Selon l'article 7 de la loi relative au mariage « Est prohibé le mariage entre
1 ° en ligne directe, les ascendants et descendants et les alliés dans la même ligne
2° en ligne collatérale, frère et sœur, oncle et nièce, neveu et tante et entre alliés au degré de beau-frère et belle-sœur, lorsque le mariage qui produisait l'alliance a été dissous par le divorce 3° 1'homme et la femme qui l'a nourri au sein ;
4° l'homme et la fille de son ancienne épouse née d'une autre union ;
5° la femme et le fils de son ancien époux né d'une autre union ;
6° 1'homme et l'ancienne épouse de ses ascendants en ligne directe et collatérale ;
7° la femme et l'ancien époux de ses ascendantes en ligne directe et collatérale ;
8° 1'adoptant et l'adopté ;
9° l'adopté et les enfants de l'adoptant ;
10° 1'adopté et le conjoint de l'adoptant et réciproquement entre l'adoptant et le conjoint de l'adopté
11° les enfants adoptifs de la même personne.

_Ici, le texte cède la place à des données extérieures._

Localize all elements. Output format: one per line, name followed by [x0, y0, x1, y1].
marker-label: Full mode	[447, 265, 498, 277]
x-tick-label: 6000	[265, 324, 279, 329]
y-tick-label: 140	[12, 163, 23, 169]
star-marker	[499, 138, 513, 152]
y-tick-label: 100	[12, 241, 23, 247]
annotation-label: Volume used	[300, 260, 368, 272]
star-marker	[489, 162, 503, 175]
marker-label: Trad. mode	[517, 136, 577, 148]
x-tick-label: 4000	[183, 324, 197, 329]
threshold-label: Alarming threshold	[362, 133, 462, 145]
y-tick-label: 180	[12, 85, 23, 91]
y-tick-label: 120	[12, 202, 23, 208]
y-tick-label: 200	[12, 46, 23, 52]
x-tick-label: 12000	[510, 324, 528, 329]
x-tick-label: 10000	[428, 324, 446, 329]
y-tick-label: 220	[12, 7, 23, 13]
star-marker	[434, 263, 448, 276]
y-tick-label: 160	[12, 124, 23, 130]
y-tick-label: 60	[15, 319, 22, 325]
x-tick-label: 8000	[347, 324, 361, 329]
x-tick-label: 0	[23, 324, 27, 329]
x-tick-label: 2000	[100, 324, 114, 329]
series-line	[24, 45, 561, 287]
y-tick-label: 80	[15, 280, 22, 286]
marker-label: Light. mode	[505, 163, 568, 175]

Néanmoins, le procureur de la République, saisi par toute personne intéressée, peut lever les prohibitions pour causes graves entre alliés en ligne directe et en ligne collatérale au degré de beau-frère et de belle-sœur, lorsque la personne qui a créé l'alliance est décédée.
Ce texte n'interdit aucunement le mariage entre cousin et cousine germains c'est-à-dire entre quelqu'un et le fils ou la fille de son oncle ou de sa tante.
En l'espèce, les époux PETICAILLOU sont cousin et cousine germains. Mais en dépit de ce lien de parenté, la loi n'empêche pas un tel mariage.
Le mariage contracté entre ces deux personnes est parfaitement légal. Une éventuelle action en nullité de l'ex-fiancée, Mlle GOUMINGOUMIN sur ce fondement n'aura donc également aucune chance de prospérer.